Das Team Ehingen Urspring ist mit einer Niederlage in die Play-off-Viertelfinalserie gestartet: Trotz einer couragierten Leistungen gegen die MLP Academics Heidelberg reichte es am Ende des ersten Spiels der Best of 5-Serie nur für ein 66:75 (35:35) aus Sicht der Gäste. Zwei Faktoren waren aus Sicht der Trainer für das Endergebnis entscheidend. Während Steeples-Coach Domenik Reinboth davon sprach, dass „die Ballverluste in der zweiten Halbzeit das Genick gebrochen haben“, legte Heidelbergs Chef Branislav Ignjatovic den Fokus auf die Verteidigung seines Teams, die in der laufenden Saison die beste der Liga ist: „Die Gäste haben uns heute vor viele Aufgaben gestellt, die wir zum Glück in der zweiten Halbzeit gut lösen konnten. Insbesondere die Defensive hat mir dort besser gefallen – wobei mir an manchen Stellen die Intensität gefehlt hat.“

Denn das „erwartet enge Spiel“ begann mit einer nervösen Anfangsphase beider Mannschaften. Die Steeples reisten zwar mit dem angeschlagenen Seger Bonifant an, doch dieser musste kurz vor dem Beginn passen. „Er hat sich warm gemacht, aber kann nach wie vor seinen Fuß nicht belasten. Die Verletzungsgefahr ist zu hoch“, erklärte Reinboth. Und so spielten die Steeples erneut in einer Siebener-Rotation. Obwohl der Beginn recht flott war, leisteten sich die beiden Viertelfinalisten in der Halle des Olympiastützpunktes in Heidelberg zahlreiche Unkonzentriertheiten. Als Resultat folgte auf die ersten Punkte der Steeples und den schnellen Ausgleich für vier Minuten lang wenig Zählbares, viele Würfe, egal ob Korbleger oder aus der Mitteldistanz, fanden nicht den Weg in den Korb.

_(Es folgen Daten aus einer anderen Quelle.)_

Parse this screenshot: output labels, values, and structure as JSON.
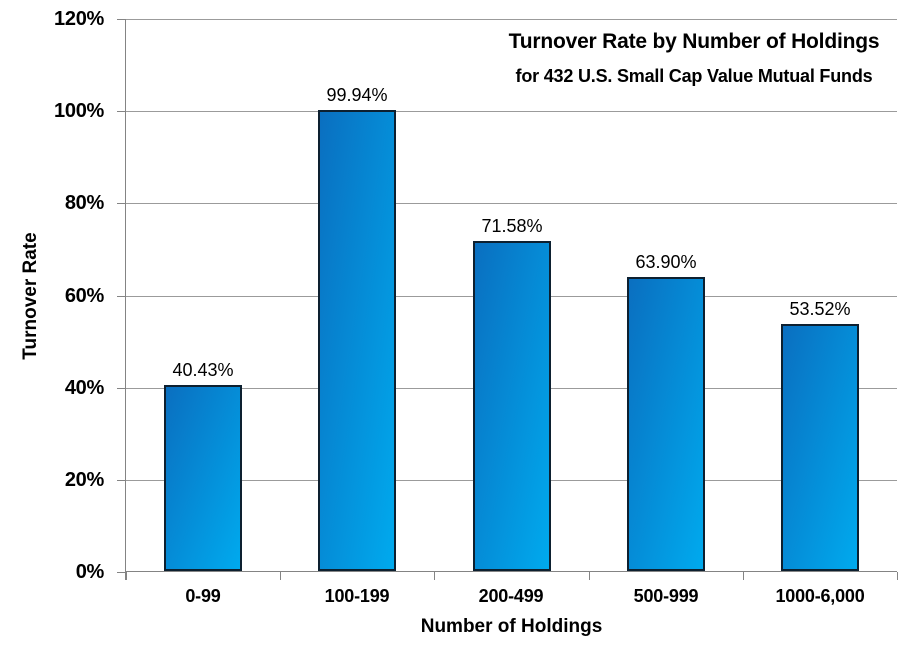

Erst der Dreier des Gastgebers, erzielt von Dan Oppland, zum zwischenzeitlichen 7:4 durchschnitt das anfängliche Muster auf beiden Seiten. Die Teams fanden besser ins Spiel. „Play-off-Spiele haben immer eine hohe Intensität“, sagte Reinboth zur Anfangsphase. Die Steeples erkämpften sich nach sechs Punkten Rückstand noch vor der Schlusssirene des ersten Viertels die Führung (17:16).

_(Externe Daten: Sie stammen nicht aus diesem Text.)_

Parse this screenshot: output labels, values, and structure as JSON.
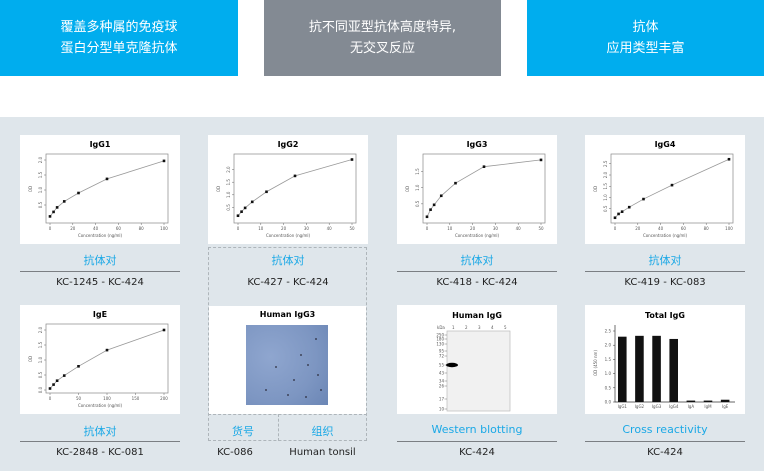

Im zweiten Viertel machten sich die Teamaktionen der Steeples dann bezahlt: Die Passquote stieg und folglich auch die Punktezahl. Kontinuierlich baute das Team Ehingen Urspring seine Führung aus. Heidelberg hatte viele überhastete Abschlüsse, versuchte auffällig oft unter den Korb zu kommen. Doch die Verteidigung der Gäste stand über weite Strecken vor der Halbzeitpause. Denn obwohl die Führung vorübergehend zehn Zähler betrug, tankte Heidelberg zunehmend mehr Selbstvertrauen. Nach Korbleger, Freiwurf und Dreier kam es auf 24:28 heran. Auf den gelungenen Distanzwurf des Ehingers Kevin Yebo folgte prompt die Antwort von Shyron Ely, der anfangs nicht an seine Normalform herankam. „Er hat eine enorme Klasse. Um ihn komplett aus dem Spiel zu nehmen, müsste man zu viel opfern“, lobte Reinboth den erfolgreichsten Werfer der Academics (22 Punkte). Zwei Minuten vor der Halbzeit gelang ihnen der Ausgleich. Mit 35:35 ging es in die Pause. Trotz der zwischenzeitlich höchsten Führung im Spiel für die Gäste, ging das Viertel knapp mit 19:18 an Heidelberg.

Viel Energie

Die Steeples kamen mit viel Energie aus der Pause: Erst machte Kevin Yebo einen einhändigen Dunk, nur wenige Momente später tat es ihm Tanner Leissner gleich. Und doch schaffte Heidelberg es, das Spiel an sich zu reißen, drehte die Partie erneut und baute sich rasch eine Fünf-Punkte-Führung aus, die bis zum Ende des Viertels nicht mehr abreißen sollte. Näher als auf einen Punkt kamen die Steeples nicht mehr heran. Reinboth ärgerte sich über „zu einfachen Eins-null-Korbleger“ und die vielen Turnovers. Am Ende der Partie summierte sich die Zahl der Ballverluste bei den Gästen auf 15, fünf mehr als Heidelberg. Doch den Steeples-Chef ärgerte noch mehr: Weil zwei Fouls aus seiner Sicht gegen sein Team während eines Fastbreaks, also eines Tempogegenstoßes, nicht geahndet wurden, echauffierte er sich. Die Schiedsrichter sprachen deshalb ein technisches Foul aus.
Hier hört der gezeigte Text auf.